In a previous blog I wrote about not being pleased with myself as a person, and how I put two reminders into my calendar on alternating days to help me change my behavior. I mentioned recognizing the need to praise people more often instead of pointing out what I thought they hadn’t done well. Putting in the reminder “praise somebody” every other day helped me modify my behavior.
On the other days of the week I put into my calendar “no blame.” I did this because, when faced with a situation that had gone awry, my tendency was to focus on who was responsible instead of how the mistake could be avoided in the future.

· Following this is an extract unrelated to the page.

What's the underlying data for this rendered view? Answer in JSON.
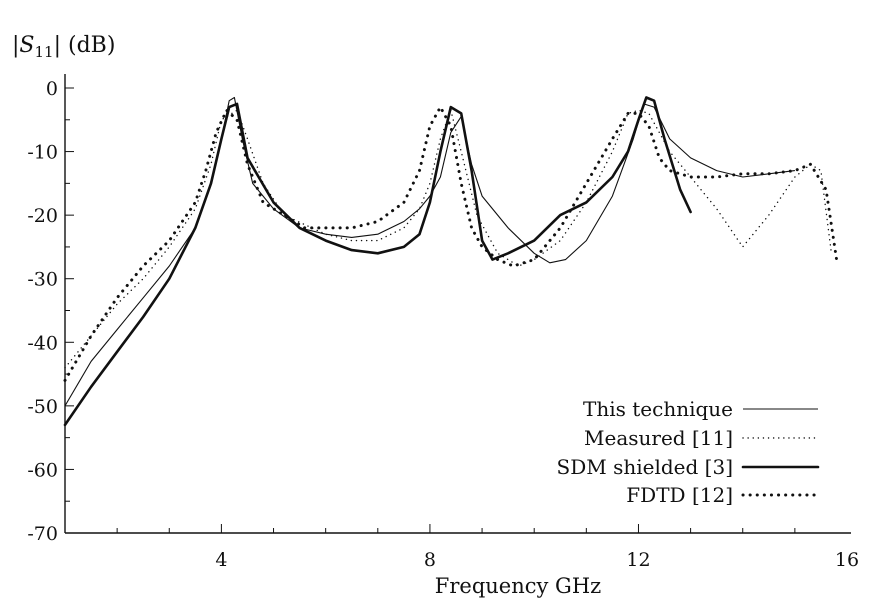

Basically, what I had to learn to think and say was, “what could we do to prevent this situation from occurring again?” instead of “why did you make this mistake?” I was focusing on our company working together to avoid mistakes by changing the language.
When a person is asked “why did you …?” his/her defenses automatically go up. I was usually projecting displeasure and frustration with both my tone and my body language, and all that the other person was looking forward to was leaving the interaction as soon as possible.
I did not morph into a person who was pleased with mistakes and things not going well. What did happen was that I became better at responding less emotionally to reality. Consequently, when things did go wrong, I was more likely to be able to lead our company to a solution instead of creating more problems with my inappropriate behavior.
The behaviors I was working on changing were/are my challenges—and each of us has our own. By taking responsibility to become more of the person you want to be instead of tolerating who you are, you become more of the leader that your company and employees want and need you to be.
It takes work to make it work. Try it. The outcomes are
often less stress and greater profits.